Read The Buenos Aires Quintet Online
Authors: Manuel Vazquez Montalban
‘There you go with the tango again. You refuse to accept it, you want to get away from it, and yet you always come back to it.’
‘The whole country’s a tango. The city’s a tango. I remember a phrase of Malraux’s, which sounds like the words of a famous tango: “Buenos Aires is the capital of an empire that never existed.” I used to hate the tango. I’m from the rock generation – people who followed the Rolling Stones, people like Pignatari, who had the balls actually to become a rocker. We thought we’d be young for ever, but now I’m forty I find myself blushing to admit I like rock music. It’s as if I liked polkas or something. But what comes after rock ’n’ roll, eh? What d’you like?’
‘Boleros most of the time, Mexican corridos, tangos sometimes.’
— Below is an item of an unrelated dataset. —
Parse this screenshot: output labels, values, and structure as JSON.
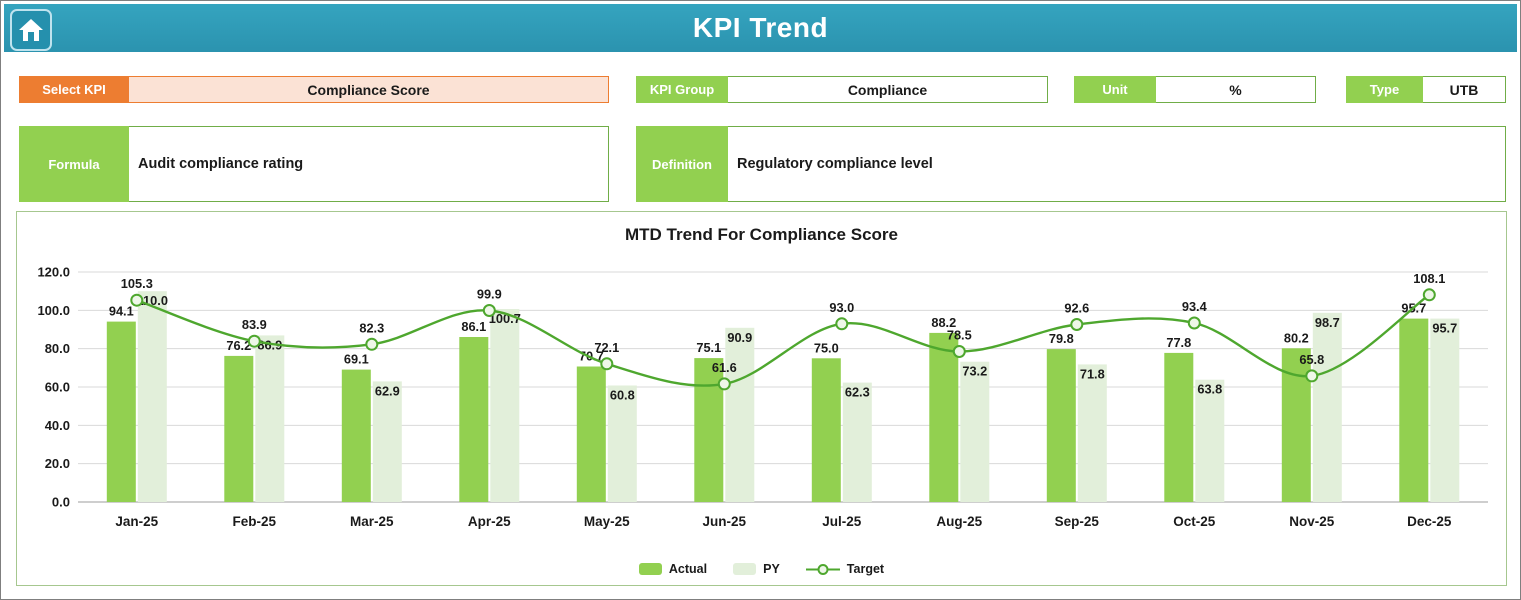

‘That’s because you prefer words to bodies. Rock is music for the body, the sorts you like all have words you have to listen to.’
Carvalho stares her up and down. Alma smiles and shakes her head.
‘No chance. Pignatari – grey ponytail and all – is still singing rock music, in some of the poorest neighbourhoods down by the river here. In Barracas or La Boca, but not the Boca for tourists we’re in now, all the painted housefronts of Caminito. Perhaps Raúl’s gone to ask him for help. Another loser. Norman. Pignatari.’
‘Are you a loser too?’
‘He doesn’t want to see me, and I don’t want to see him.’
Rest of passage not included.